O não estupro

Não vi o vídeo. Não fui atrás, não quis, achei que não devia. Mas vou escrever sobre a discussão, porque meu propósito não é – nem foi no texto anterior – condenar uns tantos jovens da periferia que praticaram o ato.

E, antes que alguém pense pronto mais um defendendo bandido, esclareço que considero o estupro um crime gravíssimo, que precisa ser punido com penas elevadas (mas não precisa, como brilhantes congressistas propõem a cada fato que causa clamor, aumentar as penas já existentes).

Apenas não quero fazer a discussão limitada ao fato em si. Tenho minha convicção, mesmo sem ter visto o vídeo, de que foi estupro, e essa convicção vem dos tantos relatos que já foram escritos. Mas vou guardar essa convicção para mim, e por isso os relatos me bastam. Ademais, se deixássemos de lado a discussão sobre ter sido ou não estupro, ainda assim a divulgação das cenas teria sido, em si, suficiente para caracterizar uma odiosa profanação do corpo feminino, e por isso justificar o repúdio havido.

Até saúdo a existência de tantas manifestações tendentes à absolvição. A presunção de inocência é sagrada e, se todos prezassem por ela sempre, tantas injustiças deixariam de ser cometidas. Ainda esta semana aconteceu em Porto Alegre o linchamento de homem que, segundo as notícias, foi falsamente acusado de estupro.

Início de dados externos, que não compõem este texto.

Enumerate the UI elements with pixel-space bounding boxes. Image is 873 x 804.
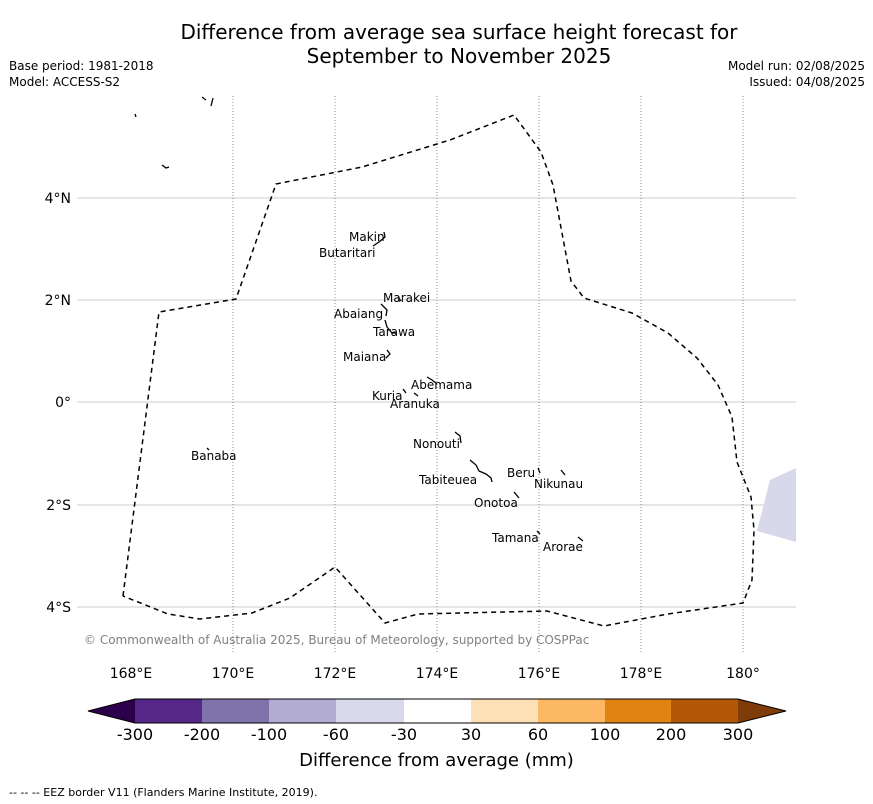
island-outline-arorae: [577, 536, 584, 542]
colorbar-title: Difference from average (mm): [299, 750, 574, 771]
place-label: Beru: [507, 466, 535, 480]
meta-left: Base period: 1981-2018 Model: ACCESS-S2: [9, 58, 154, 90]
place-label: Nonouti: [413, 437, 460, 451]
colorbar-tick-label: -60: [323, 725, 349, 744]
island-outline-tarawa: [384, 319, 397, 334]
colorbar-segment: [605, 699, 671, 723]
lon-tick-label: 170°E: [212, 666, 255, 682]
island-outline-aranuka: [413, 392, 419, 397]
place-label: Abemama: [411, 378, 472, 392]
colorbar-tick-label: -200: [184, 725, 220, 744]
island-outline-banaba: [206, 447, 210, 451]
place-label: Aranuka: [390, 397, 440, 411]
colorbar-tick-label: 200: [656, 725, 687, 744]
eez-border: [122, 114, 755, 627]
colorbar-segment: [202, 699, 269, 723]
island-outline-onotoa: [513, 491, 520, 499]
place-label: Tarawa: [372, 325, 415, 339]
model-text: Model: ACCESS-S2: [9, 75, 121, 89]
map-title-line1: Difference from average sea surface heig…: [180, 20, 738, 44]
place-label: Makin: [349, 230, 385, 244]
lat-tick-label: 4°S: [46, 600, 71, 616]
island-outline-nw4: [161, 164, 170, 169]
island-outline-abaiang: [380, 303, 388, 317]
lat-tick-label: 2°N: [45, 293, 71, 309]
island-outline-nw2: [201, 96, 207, 101]
colorbar-high-extension: [738, 699, 786, 723]
lat-tick-label: 0°: [55, 395, 71, 411]
colorbar-segment: [671, 699, 738, 723]
colorbar-tick-label: 30: [461, 725, 481, 744]
island-outline-nonouti: [454, 431, 462, 444]
colorbar-segment: [269, 699, 336, 723]
island-outline-maiana: [385, 349, 391, 359]
island-outline-nikunau: [560, 469, 566, 476]
colorbar: [87, 698, 787, 724]
place-label: Maiana: [343, 350, 386, 364]
island-outline-nw3: [210, 97, 214, 107]
island-outline-beru: [537, 467, 541, 474]
place-label: Abaiang: [334, 307, 383, 321]
base-period-text: Base period: 1981-2018: [9, 59, 154, 73]
colorbar-tick-label: -100: [251, 725, 287, 744]
colorbar-tick-label: 100: [590, 725, 621, 744]
place-label: Butaritari: [319, 246, 376, 260]
colorbar-segment: [336, 699, 404, 723]
lon-tick-label: 172°E: [314, 666, 357, 682]
colorbar-tick-label: -30: [391, 725, 417, 744]
colorbar-tick-label: 300: [723, 725, 754, 744]
model-run-text: Model run: 02/08/2025: [727, 59, 865, 73]
colorbar-outline: [87, 698, 787, 724]
map-title-line2: September to November 2025: [306, 44, 612, 68]
colorbar-segment: [471, 699, 538, 723]
island-outlines: [134, 96, 584, 542]
lat-tick-label: 2°S: [46, 498, 71, 514]
colorbar-segment: [538, 699, 605, 723]
colorbar-tick-label: -300: [117, 725, 153, 744]
lon-tick-label: 168°E: [110, 666, 153, 682]
lon-tick-label: 176°E: [518, 666, 561, 682]
place-label: Tabiteuea: [418, 473, 477, 487]
place-label: Kuria: [372, 389, 403, 403]
colorbar-segment: [404, 699, 471, 723]
island-outline-tabiteuea: [469, 459, 493, 483]
island-outline-nw1: [134, 113, 137, 118]
lon-gridlines: [232, 96, 744, 654]
lon-tick-label: 178°E: [620, 666, 663, 682]
meta-right: Model run: 02/08/2025 Issued: 04/08/2025: [728, 58, 865, 90]
island-outline-kuria: [402, 388, 407, 394]
place-label: Banaba: [191, 449, 237, 463]
island-outline-tamana: [536, 530, 541, 535]
anomaly-patch: [757, 468, 796, 542]
place-label: Tamana: [491, 531, 539, 545]
place-label: Nikunau: [534, 477, 583, 491]
island-outline-abemama: [426, 376, 437, 384]
colorbar-low-extension: [88, 699, 135, 723]
place-label: Onotoa: [474, 496, 518, 510]
island-outline-butaritari: [372, 231, 386, 247]
colorbar-segment: [135, 699, 202, 723]
copyright-text: © Commonwealth of Australia 2025, Bureau…: [84, 633, 590, 647]
lat-tick-label: 4°N: [45, 191, 71, 207]
place-label: Arorae: [543, 540, 583, 554]
island-outline-marakei: [397, 296, 402, 302]
map-title: Difference from average sea surface heig…: [0, 20, 873, 68]
lon-tick-label: 174°E: [416, 666, 459, 682]
issued-text: Issued: 04/08/2025: [749, 75, 865, 89]
eez-legend-footer: -- -- -- EEZ border V11 (Flanders Marine…: [9, 786, 318, 799]
place-label: Marakei: [383, 291, 430, 305]
colorbar-tick-label: 60: [528, 725, 548, 744]
lon-tick-label: 180°: [726, 666, 760, 682]
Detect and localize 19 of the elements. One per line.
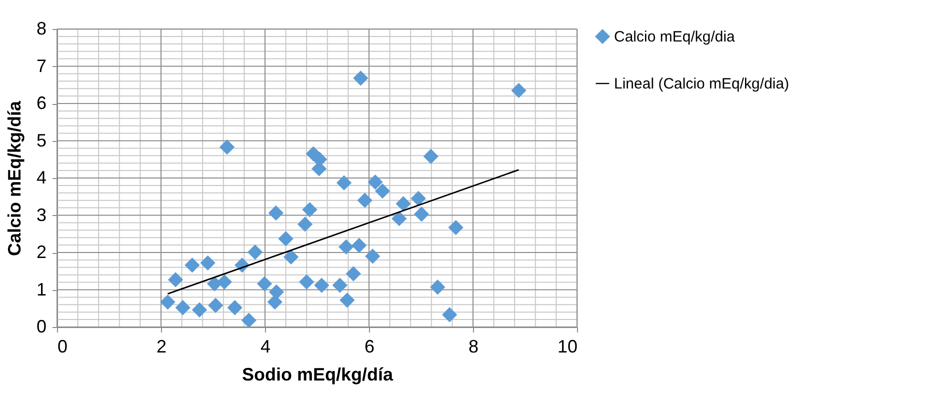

Mas a questão que quero discutir é outra. E parto daquela ideia nada original de que estamos sempre prontos a aceitar como verdadeiras as teses que se ajustam ao modo como pensamos. Acreditamos no que queremos e não acreditamos no que não queremos, ainda que não nos demos conta disso.

Posta a questão desse modo, dificilmente, nos nossos julgamentos midiáticos, alguém absolveria, a priori, acusados de praticar um estupro. Pelo contrário, de regra, não só as feministas o condenam. Nossa sociedade machista também precisa ser rigorosa contra o estupro, para dele defender suas filhas. Então, se vier semelhante notícia, assim vaga, sem outras informações, estaremos todos logo preparados para o linchamento, provavelmente não com nossas mãos, mas ao menos aqui na tela do computador.

Tomar lado conforme nossas convicções é assim mesmo, uma regra universal: se o policial descarrega sua arma contra o bandido, logo nos convencemos com as justificativas de legítima defesa, de que era um confronto e precisava tomar uma decisão em frações de segundo, portanto não foi execução; se derrubam a presidente que odiamos, as mais absurdas piruetas jurídicas nos convencem de que não é golpe. E assim seguimos nossa vida.

Mas, volto ao estupro: logo surge a informação de que a vítima não é uma pessoa de bem. Essa é mortal. A vítima dá pra qualquer um, tá metida com o tráfico, gostava de uma orgia, não sei que outra coisa mais? Pronto, metade dos passageiros desembarca. Não houve estupro, ela consentiu, ela merece.

Mas aí vem outra coisa ainda mais grave. Chegam esses contestadores e começam a falar em cultura do estupro. Isso é um absurdo, e daqui a pouco vai sobrar até pra mim. Crime é assim: comete quem quer e eu não tenho nada a ver com o que os outros fazem. E o pior de tudo é que não estamos a tratar com qualquer contestador: na linha de frente estão as feministas, essas mal amadas que querem nos botar a culpa por tudo.

Onde já se viu, cultura de estupro? Responsabilizar a sociedade por crimes cometidos por uns bandidinhos da favela? Aí o sujeito volta pro vídeo, olha várias vezes, lê o que andam dizendo, e conclui: aquilo nem ao menos foi estupro.

Pronto, tá resolvido: não houve estupro, por isso não há falar em cultura de estupro, e a discussão está encerrada.

Na imagem, O rapto das sabinas, de Rubens.